Women in Blantyre who booked very late in pregnancy had a significantly increased risk for anaemia overall and for severe anaemia, compared with women who first attend in the first trimester of pregnancy. Although our data are cross-sectional this finding is in accordance with the expected drop in haemoglobin levels as a result of plasma volume expansion in the course of normal pregnancy; in addition it may be expected that as a result of fetal demand and underlying maternal disease untreated anaemia in early pregnancy is likely to get worse. It is also possible that the rate of malaria is higher in Blantyre than in Namitambo and that lack of early malaria prophylaxis contributed to the increased risk of anaemia in the urban women who booked late.

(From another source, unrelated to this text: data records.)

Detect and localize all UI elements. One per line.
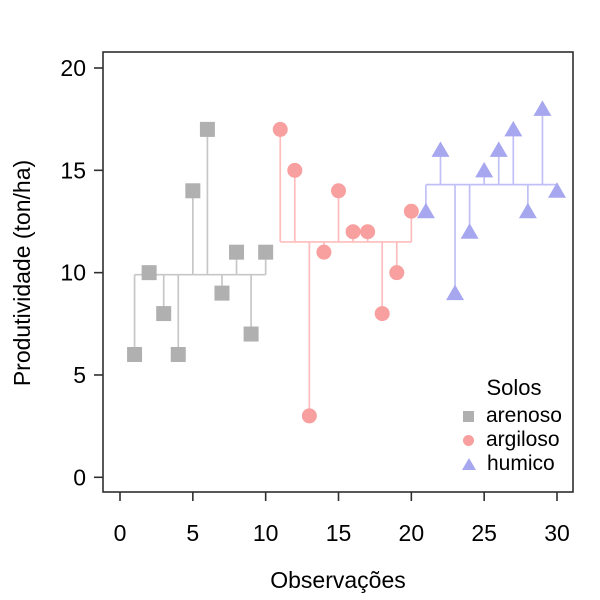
y-axis-title: Produtividade (ton/ha) xyxy=(9,159,35,387)
data-point-arenoso xyxy=(199,121,215,137)
data-point-argiloso xyxy=(374,306,390,322)
legend-label-arenoso: arenoso xyxy=(486,404,562,427)
data-point-argiloso xyxy=(272,121,288,137)
x-tick-label: 10 xyxy=(253,520,279,546)
data-point-arenoso xyxy=(214,285,230,301)
x-tick-label: 25 xyxy=(471,520,497,546)
data-point-humico xyxy=(416,202,435,219)
legend-label-argiloso: argiloso xyxy=(486,428,560,451)
legend: Solos arenoso argiloso humico xyxy=(458,375,570,476)
legend-title: Solos xyxy=(486,375,542,400)
legend-item-argiloso: argiloso xyxy=(458,428,570,452)
data-point-argiloso xyxy=(360,224,376,240)
data-point-arenoso xyxy=(243,326,259,342)
data-point-argiloso xyxy=(301,408,317,424)
triangle-marker-icon xyxy=(462,458,476,470)
x-axis-title: Observações xyxy=(270,567,406,593)
legend-label-humico: humico xyxy=(487,452,555,475)
x-tick-label: 15 xyxy=(326,520,352,546)
x-tick-label: 30 xyxy=(544,520,570,546)
y-tick-label: 0 xyxy=(73,464,86,490)
data-point-arenoso xyxy=(185,183,201,199)
data-point-argiloso xyxy=(331,183,347,199)
data-point-humico xyxy=(548,182,567,198)
y-tick-label: 15 xyxy=(60,157,86,183)
data-point-humico xyxy=(431,141,450,157)
data-point-humico xyxy=(518,202,537,219)
data-point-humico xyxy=(533,100,552,116)
data-point-humico xyxy=(504,120,523,137)
legend-item-humico: humico xyxy=(458,452,570,476)
data-point-arenoso xyxy=(156,306,172,322)
legend-item-arenoso: arenoso xyxy=(458,404,570,428)
data-point-humico xyxy=(446,284,465,301)
data-point-humico xyxy=(460,223,479,239)
x-tick-label: 0 xyxy=(114,520,127,546)
data-point-humico xyxy=(489,141,508,157)
data-point-arenoso xyxy=(258,244,274,260)
data-point-argiloso xyxy=(389,265,405,281)
x-tick-label: 20 xyxy=(399,520,425,546)
data-point-argiloso xyxy=(316,244,332,260)
y-tick-label: 10 xyxy=(60,260,86,286)
data-point-arenoso xyxy=(127,347,143,363)
x-tick-label: 5 xyxy=(186,520,199,546)
data-point-argiloso xyxy=(403,203,419,219)
data-point-argiloso xyxy=(287,162,303,178)
data-point-arenoso xyxy=(141,265,157,281)
y-tick-label: 5 xyxy=(73,362,86,388)
circle-marker-icon xyxy=(463,434,474,446)
data-point-humico xyxy=(475,161,494,178)
square-marker-icon xyxy=(463,410,474,422)
y-tick-label: 20 xyxy=(60,55,86,81)
data-point-arenoso xyxy=(170,347,186,363)
data-point-argiloso xyxy=(345,224,361,240)
data-point-arenoso xyxy=(229,244,245,260)
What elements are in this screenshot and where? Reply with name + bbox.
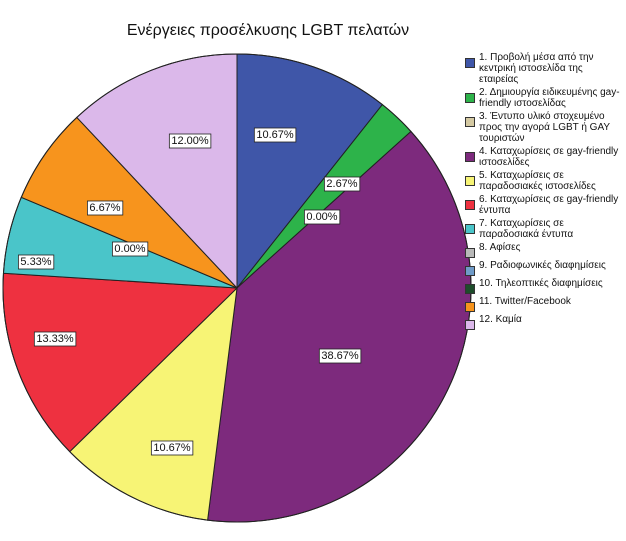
legend-item: 10. Τηλεοπτικές διαφημίσεις: [465, 278, 623, 294]
data-label-box: [33, 331, 77, 347]
data-label: 6.67%: [86, 200, 124, 216]
legend-item: 12. Καμία: [465, 314, 623, 330]
legend-item: 8. Αφίσες: [465, 242, 623, 258]
legend-label: 5. Καταχωρίσεις σε παραδοσιακές ιστοσελί…: [479, 170, 596, 192]
legend-swatch: [465, 284, 475, 294]
data-label-text: 5.33%: [20, 256, 51, 268]
legend-swatch: [465, 117, 475, 127]
legend-swatch: [465, 266, 475, 276]
legend-item: 6. Καταχωρίσεις σε gay-friendly έντυπα: [465, 194, 623, 216]
legend-item: 7. Καταχωρίσεις σε παραδοσιακά έντυπα: [465, 218, 623, 240]
data-label-text: 10.67%: [256, 129, 294, 141]
legend-swatch: [465, 224, 475, 234]
data-label: 0.00%: [111, 241, 149, 257]
legend-label: 12. Καμία: [479, 314, 522, 325]
legend-swatch: [465, 302, 475, 312]
data-label-text: 0.00%: [306, 211, 337, 223]
data-label-text: 10.67%: [153, 442, 191, 454]
data-label-box: [17, 254, 55, 270]
legend-label: 11. Twitter/Facebook: [479, 296, 571, 307]
data-label-text: 0.00%: [114, 243, 145, 255]
data-label: 38.67%: [318, 348, 362, 364]
data-label: 5.33%: [17, 254, 55, 270]
legend-swatch: [465, 176, 475, 186]
data-label-box: [323, 176, 361, 192]
data-label: 10.67%: [150, 440, 194, 456]
legend-label: 1. Προβολή μέσα από την κεντρική ιστοσελ…: [479, 52, 594, 85]
legend-swatch: [465, 93, 475, 103]
data-label-box: [168, 133, 212, 149]
data-label-box: [318, 348, 362, 364]
legend-label: 2. Δημιουργία ειδικευμένης gay-friendly …: [479, 87, 620, 109]
chart-title: Ενέργειες προσέλκυσης LGBT πελατών: [126, 22, 410, 39]
legend-label: 8. Αφίσες: [479, 242, 521, 253]
data-label-text: 6.67%: [89, 202, 120, 214]
legend-swatch: [465, 248, 475, 258]
legend-item: 3. Έντυπο υλικό στοχευμένο προς την αγορ…: [465, 111, 623, 144]
legend-label: 7. Καταχωρίσεις σε παραδοσιακά έντυπα: [479, 218, 574, 240]
legend-item: 5. Καταχωρίσεις σε παραδοσιακές ιστοσελί…: [465, 170, 623, 192]
data-label-box: [303, 209, 341, 225]
data-label: 12.00%: [168, 133, 212, 149]
data-label-text: 38.67%: [321, 350, 359, 362]
legend-label: 10. Τηλεοπτικές διαφημίσεις: [479, 278, 603, 289]
data-label: 2.67%: [323, 176, 361, 192]
legend-swatch: [465, 152, 475, 162]
data-label-text: 13.33%: [36, 333, 74, 345]
legend-label: 3. Έντυπο υλικό στοχευμένο προς την αγορ…: [479, 111, 610, 144]
data-label: 10.67%: [253, 127, 297, 143]
legend-label: 6. Καταχωρίσεις σε gay-friendly έντυπα: [479, 194, 619, 216]
chart-legend: 1. Προβολή μέσα από την κεντρική ιστοσελ…: [465, 52, 623, 332]
legend-item: 4. Καταχωρίσεις σε gay-friendly ιστοσελί…: [465, 146, 623, 168]
data-label-box: [86, 200, 124, 216]
legend-item: 9. Ραδιοφωνικές διαφημίσεις: [465, 260, 623, 276]
legend-swatch: [465, 200, 475, 210]
legend-label: 9. Ραδιοφωνικές διαφημίσεις: [479, 260, 606, 271]
legend-swatch: [465, 320, 475, 330]
data-label-box: [253, 127, 297, 143]
legend-item: 2. Δημιουργία ειδικευμένης gay-friendly …: [465, 87, 623, 109]
data-label: 13.33%: [33, 331, 77, 347]
data-label-text: 12.00%: [171, 135, 209, 147]
legend-label: 4. Καταχωρίσεις σε gay-friendly ιστοσελί…: [479, 146, 619, 168]
legend-item: 1. Προβολή μέσα από την κεντρική ιστοσελ…: [465, 52, 623, 85]
data-label-text: 2.67%: [326, 178, 357, 190]
legend-item: 11. Twitter/Facebook: [465, 296, 623, 312]
data-label: 0.00%: [303, 209, 341, 225]
legend-swatch: [465, 58, 475, 68]
data-label-box: [111, 241, 149, 257]
data-label-box: [150, 440, 194, 456]
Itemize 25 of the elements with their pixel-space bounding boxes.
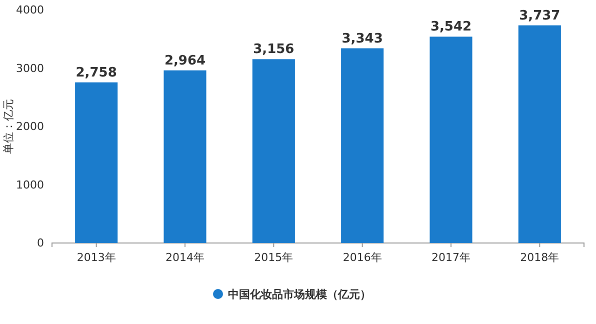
y-tick-label: 3000 bbox=[16, 62, 44, 75]
x-tick-label: 2014年 bbox=[166, 251, 204, 264]
data-label: 3,156 bbox=[253, 42, 294, 58]
y-tick-label: 1000 bbox=[16, 178, 44, 192]
bar bbox=[75, 82, 118, 243]
y-tick-label: 4000 bbox=[16, 4, 44, 17]
data-label: 2,964 bbox=[164, 53, 206, 68]
x-tick-label: 2017年 bbox=[432, 251, 470, 264]
y-axis-title: 单位：亿元 bbox=[2, 99, 15, 154]
data-label: 3,343 bbox=[342, 31, 383, 46]
bar bbox=[341, 48, 384, 243]
x-tick-label: 2016年 bbox=[342, 251, 382, 264]
x-tick-label: 2015年 bbox=[254, 251, 294, 264]
bar bbox=[252, 59, 295, 243]
x-tick-label: 2018年 bbox=[520, 251, 560, 264]
y-tick-label: 0 bbox=[37, 236, 44, 250]
bar bbox=[430, 36, 472, 243]
x-tick-label: 2013年 bbox=[76, 251, 116, 264]
data-label: 3,542 bbox=[430, 20, 472, 35]
bar bbox=[164, 70, 206, 243]
data-label: 3,737 bbox=[519, 8, 560, 24]
y-tick-label: 2000 bbox=[16, 120, 44, 134]
data-label: 2,758 bbox=[76, 65, 117, 80]
bar bbox=[518, 25, 561, 243]
legend-label: 中国化妆品市场规模（亿元） bbox=[228, 288, 371, 301]
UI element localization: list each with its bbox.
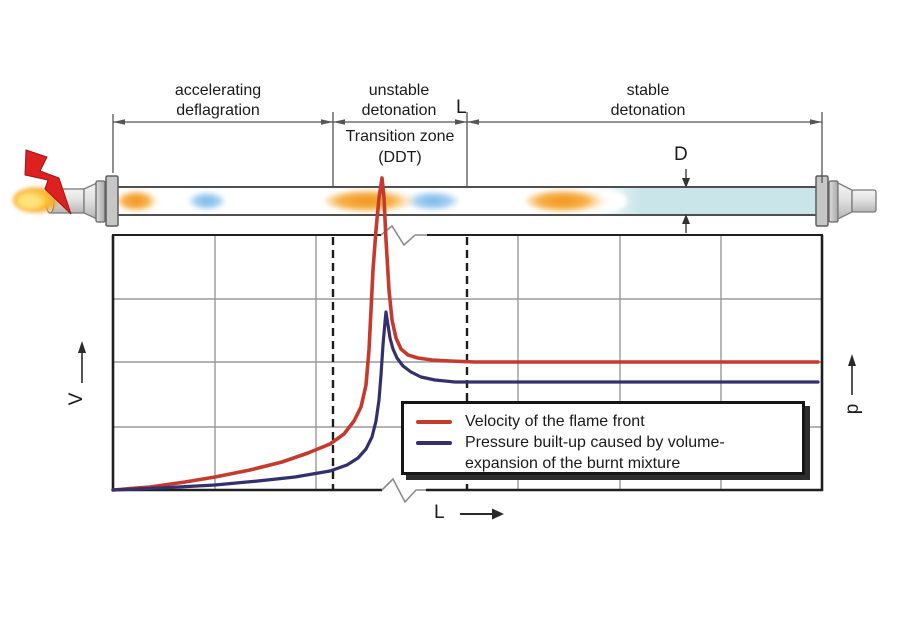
flame-puff-blue	[188, 191, 226, 211]
detonation-front-flame	[526, 189, 608, 213]
ignition-flame-core	[17, 193, 43, 209]
right-flange	[815, 175, 839, 227]
legend-item-velocity: Velocity of the flame front	[414, 411, 792, 432]
zone-label-stable-detonation: stable detonation	[610, 82, 686, 119]
x-axis-label-length: L	[434, 502, 445, 523]
zone-label-unstable-detonation: unstable detonation	[361, 82, 437, 119]
burnt-mixture-fill	[640, 188, 816, 214]
legend-box: Velocity of the flame front Pressure bui…	[401, 401, 805, 475]
y-axis-label-pressure: p	[842, 403, 863, 415]
right-pipe-stub	[837, 181, 877, 221]
dimension-arrowheads	[113, 119, 822, 125]
transition-trail-blue	[406, 191, 460, 211]
legend-label: Pressure built-up caused by volume- expa…	[465, 434, 725, 472]
flame-kernel-1	[118, 190, 159, 212]
velocity-curve	[111, 176, 820, 492]
diameter-label: D	[674, 144, 688, 165]
y-axis-label-velocity: V	[66, 392, 87, 406]
plot-border	[111, 234, 824, 492]
curves	[111, 176, 820, 492]
run-up-length-label: L	[456, 97, 467, 118]
axis-break-marks	[380, 224, 427, 504]
velocity-line-swatch	[416, 420, 452, 424]
pressure-curve	[111, 310, 820, 492]
detonation-tube	[13, 149, 877, 227]
zone-label-accelerating-deflagration: accelerating deflagration	[174, 82, 262, 119]
legend-label: Velocity of the flame front	[465, 413, 645, 430]
lightning-bolt-icon	[24, 149, 72, 215]
left-flange	[95, 175, 119, 227]
transition-flame	[325, 189, 417, 213]
axis-arrows	[81, 351, 853, 515]
pressure-line-swatch	[416, 441, 452, 445]
transition-zone-label: Transition zone (DDT)	[345, 128, 455, 166]
plot-area	[78, 224, 856, 520]
tube-contents	[118, 188, 816, 214]
dimension-annotations	[112, 112, 823, 233]
legend-item-pressure: Pressure built-up caused by volume- expa…	[414, 432, 792, 474]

In conclusion, the prevalence of anaemia in pregnancy is high in southern Malawi and can be assumed to be similarly high in surrounding countries in the region. Recent research has shown that the provision of iron with folic acid alone is insufficient to combat nutritional anaemia32. Other nutritional deficiencies including vitamin A and vitamin B12 are associated with anaemia in this population and multiple-micronutrient supplements are probably required. The role of infection in the aetiology of anaemia, including HIV infection, also requires further study21,33,34. The effect of malaria in causing anaemia is likely to vary from region to region. Malaria prophylaxis as currently prescribed may be insufficient35.
In our population, primiparae have an increased risk of anaemia and severe anaemia, which is independent of age; however, giving prophylaxis to primiparae only will exclude more than half of all women with anaemia overall and with severe anaemia. We recommend that all pregnant women in southern Malawi should receive suitable prophylaxis rather than a targetted group only.
The authors would like to thank members of the department of Obstetrics and Gynaecology at the Queen Elizabeth Central Hospital in Blantyre and nurses at both antenatal clinics for their help in facilitating this project.